広島東洋カープの田村 俊介選手。2024年には侍ジャパンにも選ばれた期待の若手である。そんな彼の野球人生は、愛工大名電高校時代にその基礎が築かれた。その背景には、彼の持つ天性の才能、そして倉野 光生監督の指導があった。本稿では、田村選手が歩んできた道のりを倉野監督の証言を交えながら振り返る。

スタート地点――「スーパー中学生」の誕生

 田村 俊介は明徳義塾中学時代から注目されていた選手である。ただ倉野監督が初めて田村を目にしたのは偶然見ていたテレビ番組だった。全国の「スーパー中学生」を特集したその番組で、彼の圧倒的なバッティングセンスと目を奪われた。

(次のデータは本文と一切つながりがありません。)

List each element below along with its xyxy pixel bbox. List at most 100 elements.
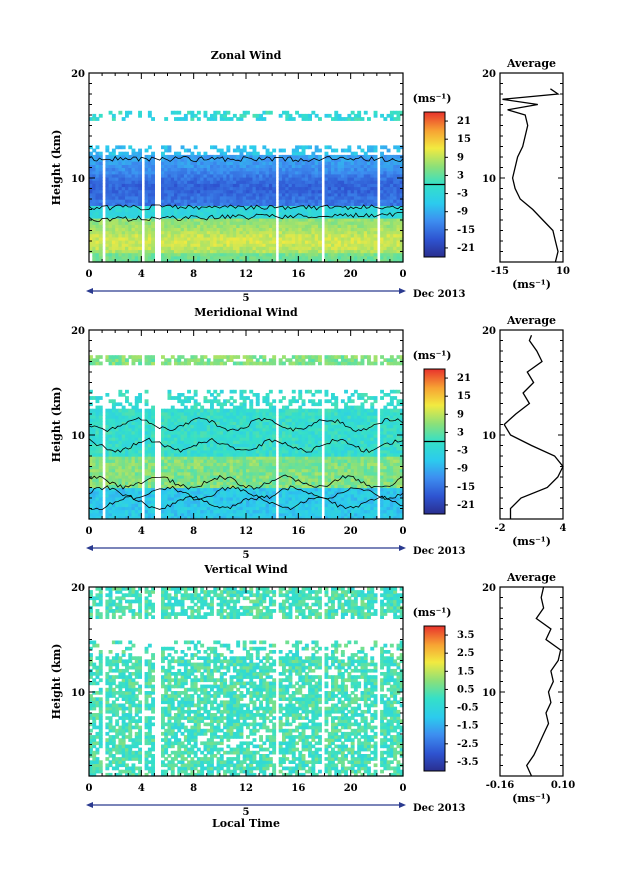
heatmap-cell [131, 224, 136, 228]
heatmap-cell [295, 202, 299, 206]
heatmap-cell [360, 236, 365, 241]
heatmap-cell [138, 154, 142, 159]
heatmap-cell [170, 195, 175, 200]
heatmap-cell [295, 161, 299, 165]
heatmap-cell [180, 180, 185, 184]
heatmap-cell [288, 208, 293, 213]
heatmap-cell [206, 509, 211, 514]
heatmap-cell [128, 255, 133, 260]
heatmap-cell [190, 456, 195, 460]
heatmap-cell [161, 258, 165, 263]
heatmap-cell [327, 221, 332, 225]
heatmap-cell [193, 214, 198, 219]
heatmap-cell [111, 255, 116, 260]
heatmap-cell [95, 396, 100, 400]
heatmap-cell [226, 500, 231, 504]
heatmap-cell [108, 224, 113, 228]
heatmap-cell [128, 240, 133, 244]
heatmap-cell [242, 180, 247, 184]
heatmap-cell [190, 424, 195, 429]
heatmap-cell [108, 180, 113, 184]
heatmap-cell [131, 421, 136, 425]
heatmap-cell [193, 161, 198, 165]
heatmap-cell [314, 221, 319, 225]
heatmap-cell [216, 487, 221, 492]
heatmap-cell [239, 170, 244, 175]
heatmap-cell [193, 249, 198, 254]
heatmap-cell [92, 471, 97, 476]
heatmap-cell [151, 515, 155, 520]
heatmap-cell [125, 493, 129, 498]
heatmap-cell [213, 440, 218, 444]
heatmap-cell [134, 421, 139, 425]
heatmap-cell [298, 205, 303, 210]
heatmap-cell [265, 249, 270, 254]
heatmap-cell [389, 173, 394, 178]
heatmap-cell [357, 170, 362, 175]
heatmap-cell [98, 421, 103, 425]
heatmap-cell [151, 512, 155, 517]
heatmap-cell [183, 258, 188, 263]
heatmap-cell [337, 208, 342, 213]
heatmap-cell [216, 433, 221, 438]
heatmap-cell [174, 211, 178, 216]
heatmap-cell [291, 255, 296, 260]
heatmap-cell [360, 230, 365, 235]
heatmap-cell [278, 180, 283, 184]
heatmap-cell [347, 180, 352, 184]
heatmap-cell [242, 208, 247, 213]
heatmap-cell [210, 411, 214, 416]
heatmap-cell [399, 255, 404, 260]
heatmap-cell [89, 515, 93, 520]
heatmap-cell [177, 252, 182, 257]
heatmap-cell [340, 227, 345, 232]
heatmap-cell [213, 515, 218, 520]
heatmap-cell [190, 396, 195, 400]
heatmap-cell [128, 430, 133, 435]
heatmap-cell [105, 205, 110, 210]
heatmap-cell [196, 358, 201, 362]
heatmap-cell [89, 468, 93, 473]
heatmap-cell [318, 221, 322, 225]
heatmap-cell [118, 408, 123, 413]
heatmap-cell [167, 471, 172, 476]
heatmap-cell [187, 490, 191, 495]
heatmap-cell [164, 258, 169, 263]
heatmap-cell [370, 249, 375, 254]
heatmap-cell [180, 402, 185, 407]
heatmap-cell [89, 462, 93, 467]
heatmap-cell [193, 490, 198, 495]
heatmap-cell [327, 170, 332, 175]
heatmap-cell [111, 462, 116, 467]
heatmap-cell [350, 110, 355, 115]
heatmap-cell [180, 478, 185, 482]
heatmap-cell [357, 230, 362, 235]
heatmap-cell [278, 233, 283, 238]
heatmap-cell [111, 408, 116, 413]
heatmap-cell [259, 233, 263, 238]
heatmap-cell [118, 205, 123, 210]
heatmap-cell [363, 249, 368, 254]
heatmap-cell [298, 189, 303, 194]
heatmap-cell [105, 437, 110, 441]
heatmap-cell [213, 471, 218, 476]
heatmap-cell [164, 183, 169, 188]
heatmap-cell [134, 158, 139, 162]
heatmap-cell [161, 418, 165, 422]
heatmap-cell [367, 186, 371, 191]
heatmap-cell [147, 230, 152, 235]
heatmap-cell [301, 164, 306, 168]
heatmap-cell [393, 208, 398, 213]
heatmap-cell [177, 249, 182, 254]
heatmap-cell [95, 421, 100, 425]
heatmap-cell [324, 230, 329, 235]
heatmap-cell [314, 252, 319, 257]
heatmap-cell [180, 421, 185, 425]
heatmap-cell [337, 227, 342, 232]
heatmap-cell [89, 408, 93, 413]
heatmap-cell [301, 173, 306, 178]
heatmap-cell [134, 411, 139, 416]
heatmap-cell [347, 173, 352, 178]
heatmap-cell [203, 487, 208, 492]
heatmap-cell [193, 474, 198, 479]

 「テレビで見たときに、すごい選手だなとは思いました。ただ、そんな逸材がうち(愛工大名電)に来ることなんてないだろうとその時は全く気にしていませんでした」と倉野監督は語る。しかし、その田村が愛工大名電の門を叩くことになるのは、ある運命的な出来事があったからだ。

「私がお世話になった先生から突然連絡があったんです。『とても良い選手がいるんだが、入れることはできないか』と。それが田村俊介でした」

愛工大名電への入学と鮮烈なデビュー

 田村が愛工大名電に入学したのは異例のタイミングだった。通常、入学枠は早期に埋まるものだが、その年だけなぜか1枠だけ空いていた。

 「16人の枠のうち、田村の年だけ1人分が空いていたんです。本当に偶然でした」と倉野監督は振り返る。

 入学後、田村はその才能をいかんなく発揮した。

 「高校1年生で入ってきたとき、すでに高校3年生レベルでした。打っても守っても何をやっても素晴らしく、1年生で3年生のレギュラーと同等の実力を持っていました」と倉野監督は彼の衝撃的なデビューを語る。

 田村の特筆すべき点は、その才能だけではない。1年生の頃からチーム内で特別な存在感を発揮していた。通常、弁当を食べる際には学年ごとに固まるのが一般的だが、田村は違った。

 「彼はいつも3年生の中にいました。先輩たちの輪に自然と入り込み、自らアドバイスを送っていたんです」と倉野監督は語る。

 「練習試合で3年生のバッターが戻ってくると、『先輩、あんな打ち方じゃダメですよ』と具体的な助言をしていました。それを受け入れる3年生もすごいですが、それだけの信頼を得ていた田村自身がさらにすごい」と、そのエピソードを嬉しそうに話す。